In the case of pressing environmental issues a meeting would be convened with representatives of many other Totems that may be affected. And these different Totems may have conflicting interests - what may benefit Emu, may not benefit Fire-ant or Viper or River. The different representatives then find common ground on behalf of their Totems. Crucial to all this - according to Gammage - is that the Aboriginal worldview is static. This means that there is always a common interest to gravitate towards, whereas in a linear perspective change may be more open ended, making a preferred outcome less easily defined.

The worldview is cyclical, so Emu Dreaming conflates history and present.

In the BBC documentary “How Art Began” Anthony Gormley can be seen lying on his back to take in the splendor of Aboriginal rock paintings in the heat of the Australian bush. Gormey eloquently describes his direct impressions of seeing a large Wallaby depicted on the rock. Although the image may have been made centuries or millennia ago - Gormley says - it still feels alive, as if it was made yesterday. He feels that such vitality makes that this art does not belong to some archaic age long passed, but should absolutely be considered contemporary art.

Somehow the art has captured the experience of non-linear time and like the Dreaming conflates history and present.

With Latour’s 'Parliament of Things' and natural areas like mountains, rivers and lakes being given legal personhood or even natural personhood, there is much interest at the moment in representation of non-humans. For those who are interested in such topics the way Aboriginals took one step beyond mere representation might be worth exploring.
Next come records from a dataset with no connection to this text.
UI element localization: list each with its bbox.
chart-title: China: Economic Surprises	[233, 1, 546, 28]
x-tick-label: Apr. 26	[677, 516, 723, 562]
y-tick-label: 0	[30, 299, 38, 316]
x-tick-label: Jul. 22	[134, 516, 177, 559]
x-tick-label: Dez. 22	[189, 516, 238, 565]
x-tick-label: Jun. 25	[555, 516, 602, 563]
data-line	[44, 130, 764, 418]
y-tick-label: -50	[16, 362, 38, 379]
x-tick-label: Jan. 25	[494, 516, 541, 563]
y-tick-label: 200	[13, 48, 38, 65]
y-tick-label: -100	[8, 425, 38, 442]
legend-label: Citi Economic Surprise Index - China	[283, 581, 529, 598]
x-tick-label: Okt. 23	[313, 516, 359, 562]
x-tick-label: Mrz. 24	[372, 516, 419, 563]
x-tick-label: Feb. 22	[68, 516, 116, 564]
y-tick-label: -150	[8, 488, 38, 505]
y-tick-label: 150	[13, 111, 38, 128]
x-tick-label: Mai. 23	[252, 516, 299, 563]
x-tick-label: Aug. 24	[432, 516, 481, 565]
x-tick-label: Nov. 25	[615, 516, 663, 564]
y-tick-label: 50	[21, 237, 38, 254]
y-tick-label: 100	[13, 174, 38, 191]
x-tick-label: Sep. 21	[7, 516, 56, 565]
FoAM Amsterdam is participating in an experimental set-up called Zoöp at Het Nieuwe Instituut, which explores which kinds of infrastructures and organisational models might enable a natural area to represent itself within human society. I don’t really expect to solve the representation question in this set-up, but am interested to see if we could get it to a point where it fails meaningfully - that is - where these infrastructures break down in ways that reveal deeper assumptions, discrepancies and blind-spots that we may currently be unaware off or misinterpret.